Abramowitz, author of three previous books, including The Disappearing Center, argues that these trends are primarily cultural and demographic. He makes no mention of the Koch Brothers PAC or other conservative pressure groups and does not discuss their role in pushing a political agenda.
He uses the term “negative partisanship” to describes the sharply rising number of Americans who vote “against the opposing party rather than for their own.” This phenomenon, combined with new social and political divisions and re-enforced by partisan news sources, has produced a high-level of “straight-ticket” voting. This is one reason the Republican Party was able to capture the Presidency and expand control of Congress in 2016.
According to Abramowitz, in 2012, the 90 percent rate of straight-ticket voting (e.g. choosing Republicans for President and for Congress and Senate) set a new record.
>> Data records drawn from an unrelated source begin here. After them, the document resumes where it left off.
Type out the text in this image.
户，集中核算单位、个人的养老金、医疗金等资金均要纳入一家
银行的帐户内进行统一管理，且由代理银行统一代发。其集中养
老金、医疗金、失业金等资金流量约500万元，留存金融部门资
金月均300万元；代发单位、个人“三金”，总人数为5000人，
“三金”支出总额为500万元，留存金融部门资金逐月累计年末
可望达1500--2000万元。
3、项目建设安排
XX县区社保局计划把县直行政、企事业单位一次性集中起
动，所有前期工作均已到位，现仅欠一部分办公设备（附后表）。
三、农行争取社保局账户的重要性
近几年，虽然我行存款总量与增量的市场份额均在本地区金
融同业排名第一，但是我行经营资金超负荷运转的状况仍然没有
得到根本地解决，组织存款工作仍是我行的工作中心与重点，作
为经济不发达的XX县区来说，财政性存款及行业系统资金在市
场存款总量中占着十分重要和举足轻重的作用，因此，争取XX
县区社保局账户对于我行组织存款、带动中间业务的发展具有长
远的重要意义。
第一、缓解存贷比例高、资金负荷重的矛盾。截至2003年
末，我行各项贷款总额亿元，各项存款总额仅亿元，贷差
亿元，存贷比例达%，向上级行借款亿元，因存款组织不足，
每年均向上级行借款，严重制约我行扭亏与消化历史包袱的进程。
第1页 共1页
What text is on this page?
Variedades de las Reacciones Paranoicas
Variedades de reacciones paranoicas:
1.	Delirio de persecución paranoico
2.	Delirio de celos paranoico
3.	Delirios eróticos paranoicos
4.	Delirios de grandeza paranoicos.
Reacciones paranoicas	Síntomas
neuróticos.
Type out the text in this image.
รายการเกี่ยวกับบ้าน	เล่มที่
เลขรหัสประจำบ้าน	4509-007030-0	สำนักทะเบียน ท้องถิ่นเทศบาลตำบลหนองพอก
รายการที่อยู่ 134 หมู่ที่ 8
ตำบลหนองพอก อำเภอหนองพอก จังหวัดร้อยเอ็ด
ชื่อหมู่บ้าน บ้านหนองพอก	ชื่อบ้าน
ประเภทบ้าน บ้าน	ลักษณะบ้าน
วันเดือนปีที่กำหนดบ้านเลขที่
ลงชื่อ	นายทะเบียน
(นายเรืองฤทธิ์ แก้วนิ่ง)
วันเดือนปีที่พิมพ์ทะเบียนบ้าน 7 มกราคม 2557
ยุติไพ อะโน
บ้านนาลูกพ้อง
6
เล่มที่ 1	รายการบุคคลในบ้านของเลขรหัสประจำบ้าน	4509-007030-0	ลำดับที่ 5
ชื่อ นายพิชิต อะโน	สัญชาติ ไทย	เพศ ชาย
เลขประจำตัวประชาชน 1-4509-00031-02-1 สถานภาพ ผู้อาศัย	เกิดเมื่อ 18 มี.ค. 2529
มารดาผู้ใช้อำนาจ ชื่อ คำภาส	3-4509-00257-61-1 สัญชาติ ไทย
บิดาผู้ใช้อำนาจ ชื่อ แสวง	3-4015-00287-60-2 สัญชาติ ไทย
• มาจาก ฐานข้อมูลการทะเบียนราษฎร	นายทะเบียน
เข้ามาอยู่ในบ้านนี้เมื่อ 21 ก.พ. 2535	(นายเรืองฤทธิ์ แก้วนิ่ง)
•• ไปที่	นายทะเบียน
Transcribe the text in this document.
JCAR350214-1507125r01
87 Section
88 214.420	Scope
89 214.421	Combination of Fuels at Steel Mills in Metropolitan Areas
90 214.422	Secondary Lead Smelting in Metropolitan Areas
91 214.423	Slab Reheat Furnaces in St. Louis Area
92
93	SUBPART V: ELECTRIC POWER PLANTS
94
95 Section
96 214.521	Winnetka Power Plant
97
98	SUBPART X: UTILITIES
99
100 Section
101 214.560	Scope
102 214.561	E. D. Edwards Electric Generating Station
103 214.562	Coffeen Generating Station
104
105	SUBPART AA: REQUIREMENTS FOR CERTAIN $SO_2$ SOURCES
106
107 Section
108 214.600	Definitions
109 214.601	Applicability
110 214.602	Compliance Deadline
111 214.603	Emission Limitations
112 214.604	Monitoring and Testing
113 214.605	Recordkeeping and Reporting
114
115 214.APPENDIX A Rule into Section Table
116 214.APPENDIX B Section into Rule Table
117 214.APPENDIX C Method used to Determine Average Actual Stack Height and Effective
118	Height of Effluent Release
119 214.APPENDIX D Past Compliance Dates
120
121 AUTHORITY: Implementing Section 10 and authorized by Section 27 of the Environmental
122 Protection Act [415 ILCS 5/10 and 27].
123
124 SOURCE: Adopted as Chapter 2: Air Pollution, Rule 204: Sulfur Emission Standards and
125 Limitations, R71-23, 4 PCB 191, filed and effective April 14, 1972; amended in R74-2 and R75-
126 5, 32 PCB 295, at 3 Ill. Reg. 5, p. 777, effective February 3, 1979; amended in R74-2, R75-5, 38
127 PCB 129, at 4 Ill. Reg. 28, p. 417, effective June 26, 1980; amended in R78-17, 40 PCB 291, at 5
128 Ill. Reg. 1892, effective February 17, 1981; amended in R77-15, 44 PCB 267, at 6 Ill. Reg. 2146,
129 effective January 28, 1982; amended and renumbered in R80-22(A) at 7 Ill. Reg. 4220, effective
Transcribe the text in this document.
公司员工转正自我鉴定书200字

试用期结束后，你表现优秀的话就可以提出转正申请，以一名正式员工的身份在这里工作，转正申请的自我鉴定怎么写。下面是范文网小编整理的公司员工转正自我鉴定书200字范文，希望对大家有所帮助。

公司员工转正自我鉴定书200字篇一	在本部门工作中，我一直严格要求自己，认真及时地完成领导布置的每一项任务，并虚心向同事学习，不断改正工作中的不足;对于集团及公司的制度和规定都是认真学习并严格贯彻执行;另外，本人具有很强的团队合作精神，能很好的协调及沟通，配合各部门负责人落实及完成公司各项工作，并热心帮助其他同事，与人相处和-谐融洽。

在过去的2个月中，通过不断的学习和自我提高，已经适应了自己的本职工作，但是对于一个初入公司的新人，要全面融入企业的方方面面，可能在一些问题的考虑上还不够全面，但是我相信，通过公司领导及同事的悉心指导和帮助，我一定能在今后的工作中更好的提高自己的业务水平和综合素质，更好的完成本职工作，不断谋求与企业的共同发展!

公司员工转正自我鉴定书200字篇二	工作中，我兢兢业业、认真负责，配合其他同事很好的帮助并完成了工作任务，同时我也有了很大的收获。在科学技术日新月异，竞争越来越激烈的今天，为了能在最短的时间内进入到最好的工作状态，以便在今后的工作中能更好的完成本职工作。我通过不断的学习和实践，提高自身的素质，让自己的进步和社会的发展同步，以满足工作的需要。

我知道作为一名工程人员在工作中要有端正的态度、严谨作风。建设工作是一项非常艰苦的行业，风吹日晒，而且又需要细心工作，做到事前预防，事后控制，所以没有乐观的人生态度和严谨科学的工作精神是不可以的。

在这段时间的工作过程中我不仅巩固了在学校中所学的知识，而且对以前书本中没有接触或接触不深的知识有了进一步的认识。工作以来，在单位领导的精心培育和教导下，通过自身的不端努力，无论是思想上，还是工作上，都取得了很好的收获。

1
The result is that “polarization and partisanship will remain major obstacles to any politician seeking support across party lines…Candidates must win their party’s nomination by running a gauntlet of primaries and caucuses dominated by voters who are more ideologically extreme” than those in general elections.
Conclusion
Neither author offers any immediate hope for progressives and liberal Democrats reassuming power. Kaufman notes that “entrenched conservative control” of Wisconsin’s state government has already damaged the state’s public schools and university system.
Kaufman states “the cost of the conservative war on Wisconsin’s political legacy has been mostly borne by the state’s citizens.” He cites an increase in child poverty rates, almost no wage growth and major funding cuts to K-12 education and the state’s university system.
He quotes a union leader who observes, “if the population can’t think critically or know its history, then it’s easy to manipulate … and [keep conservatives] in power.”
In looking at the national picture, political scientist Abramowitz finds that “the Trump years are likely to witness the most intense partisan hostility in modern American history.”
He predicts that the rising hostility will exacerbate existing social and cultural divisions and create major obstacles to passing bipartisan legislation.